The spring had come in its brightness to the northern lands, when one morning Sintram turned his horse homewards, after a successful encounter with one of the most formidable disturbers of the peace of his neighbourhood. His horsemen rode after him, singing as they went. As they drew near the castle, they heard the sound of joyous notes wound on the horn. “Some welcome visitor must have arrived,” said the knight; and he spurred his horse to a quicker pace over the dewy meadow. While still at some distance, they descried old Rolf, busily engaged in preparing a table for the morning meal, under the trees in front of the castle-gates. From all the turrets and battlements floated banners and flags in the fresh morning breeze: esquires were running to and fro in their gayest apparel. As soon as the good Rolf saw his master, he clapped his hands joyfully over his grey head, and hastened into the castle. Immediately the wide gates were thrown open; and Sintram, as he entered, was met by Rolf, whose eyes were filled with tears of joy while he pointed towards three noble forms that were following him.

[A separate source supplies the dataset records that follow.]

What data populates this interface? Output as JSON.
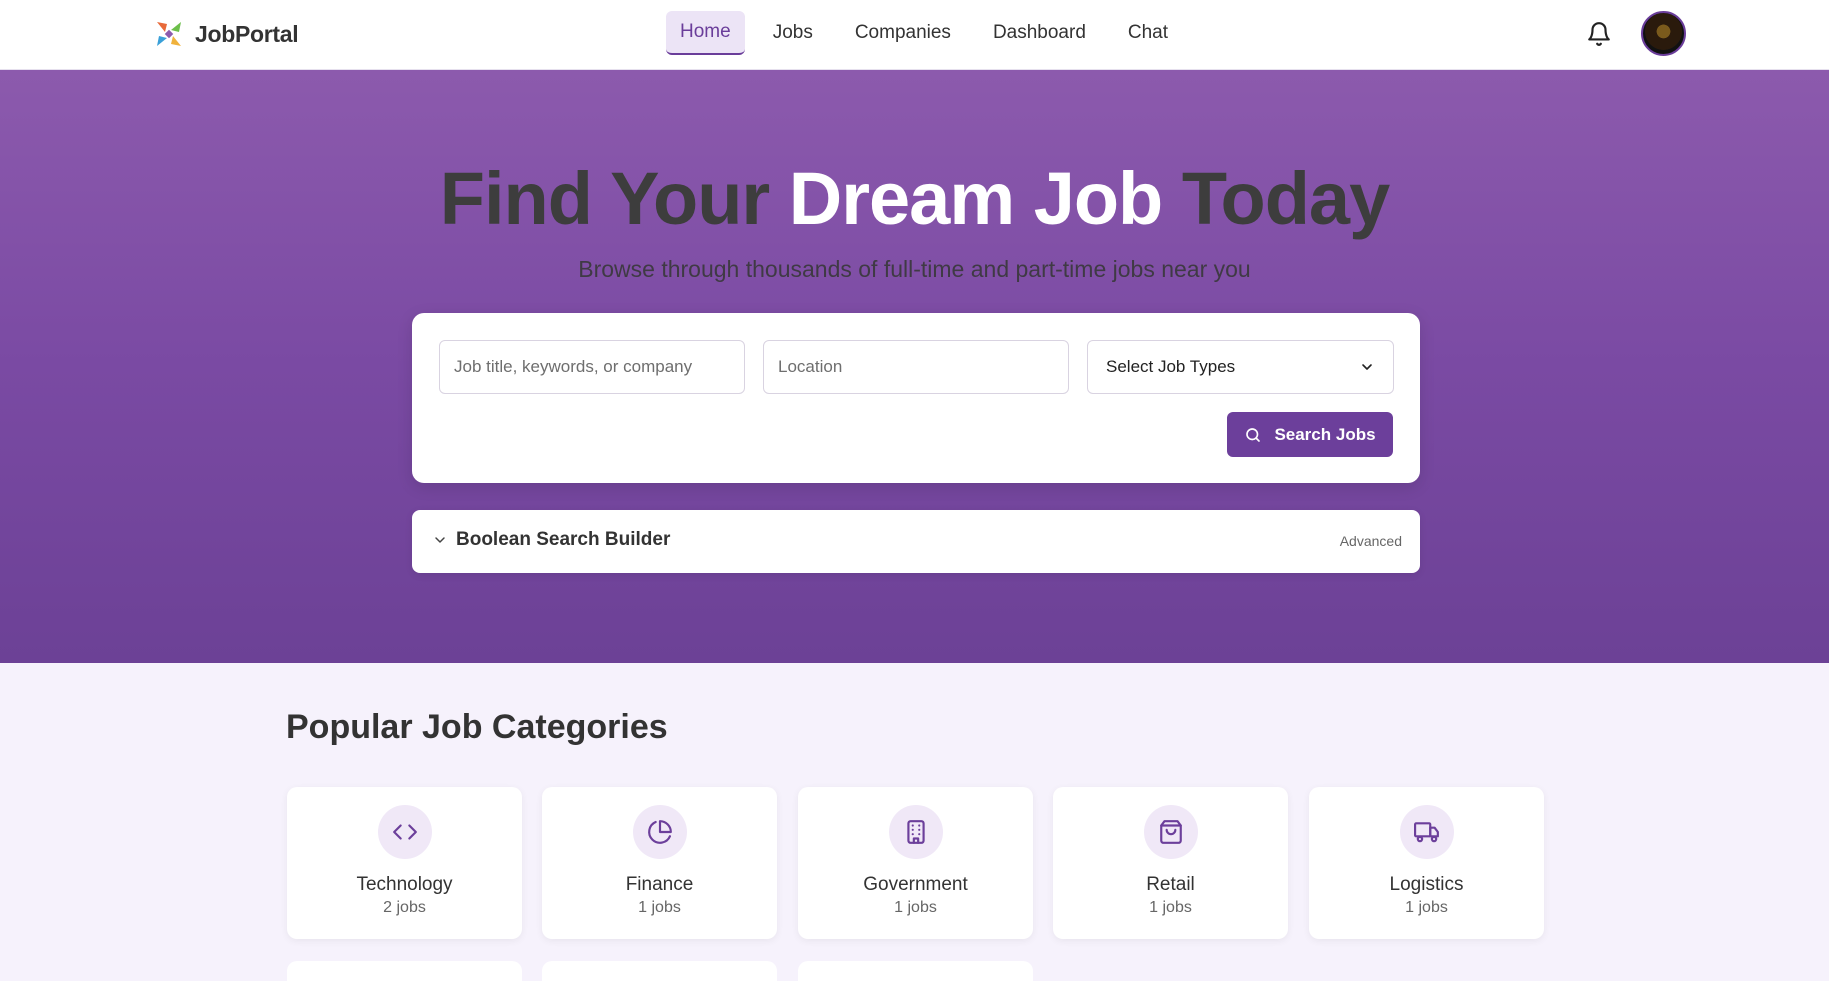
{
  "navbar": {
    "brand": "JobPortal",
    "links": [
      {
        "label": "Home",
        "active": true
      },
      {
        "label": "Jobs",
        "active": false
      },
      {
        "label": "Companies",
        "active": false
      },
      {
        "label": "Dashboard",
        "active": false
      },
      {
        "label": "Chat",
        "active": false
      }
    ],
    "icons": [
      "bell-icon",
      "avatar"
    ]
  },
  "hero": {
    "title_part1": "Find Your",
    "title_part2": "Dream Job",
    "title_part3": "Today",
    "subtitle": "Browse through thousands of full-time and part-time jobs near you"
  },
  "search": {
    "keyword_placeholder": "Job title, keywords, or company",
    "location_placeholder": "Location",
    "job_type_selected": "Select Job Types",
    "button_label": "Search Jobs"
  },
  "boolean_builder": {
    "label": "Boolean Search Builder",
    "badge": "Advanced"
  },
  "categories": {
    "title": "Popular Job Categories",
    "items": [
      {
        "name": "Technology",
        "count": "2 jobs",
        "icon": "code-icon"
      },
      {
        "name": "Finance",
        "count": "1 jobs",
        "icon": "pie-chart-icon"
      },
      {
        "name": "Government",
        "count": "1 jobs",
        "icon": "building-icon"
      },
      {
        "name": "Retail",
        "count": "1 jobs",
        "icon": "shopping-bag-icon"
      },
      {
        "name": "Logistics",
        "count": "1 jobs",
        "icon": "truck-icon"
      }
    ]
  },
  "colors": {
    "accent": "#6c3f9b",
    "hero_top": "#8c5aad",
    "hero_bottom": "#6c4196",
    "page_bg": "#f6f2fc"
  }
}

Two men of high stature–one in extreme old age, the other grey- headed, and both remarkably alike–were leading between them a fair young boy, in a page’s dress of blue velvet, richly embroidered with gold. The two old men wore the dark velvet dress of German burghers, and had massive gold chains and large shining medals hanging round their necks.

Sintram had never before seen his honoured guests, and yet he felt as if they were well known and valued friends. The very aged man reminded him of his dying father’s words about the snow-covered mountains lighted up by the evening sun; and then he remembered, he could scarcely tell how, that he had heard Folko say that one of the highest mountains of that sort in his southern land was called the St. Gotthard. And at the same time, he knew that the old but yet vigorous man on the other side was named Rudlieb. But the boy who stood between them ah! Sintram’s humility dared scarcely form a hope as to who he might be, however much his features, so noble and soft, called up two highly honoured images before his mind.

Then the aged Gotthard Lenz, the king of old men, advanced with a solemn step, and said–“This is the noble boy Engeltram of Montfaucon, the only son of the great baron; and his father and mother send him to you, Sir Sintram, knowing well your holy and glorious knightly career, that you may bring him up to all the honourable and valiant deeds of this northern land, and may make of him a Christian knight, like yourself.”

Sintram threw himself from his horse. Engeltram of Montfaucon held the stirrup gracefully for him, checking the retainers, who pressed forward, with these words: “I am the noblest born esquire of this knight, and the service nearest to his person belongs to me.”

Sintram knelt in silent prayer on the turf; then lifting up in his arms, towards the rising sun, the image of Folko and Gabrielle, he cried, “With the help of God, my Engeltram, thou wilt become glorious as that sun, and thy course will be like his!”

And old Rolf exclaimed, as he wept for joy, “Lord, now lettest Thou Thy servant depart in peace.”

Gotthard Lenz and Rudlieb were pressed to Sintram’s heart; the chaplain of Drontheim, who just then came from Verena’s cloister to bring a joyful greeting to her brave son, stretched out his hands to bless them all.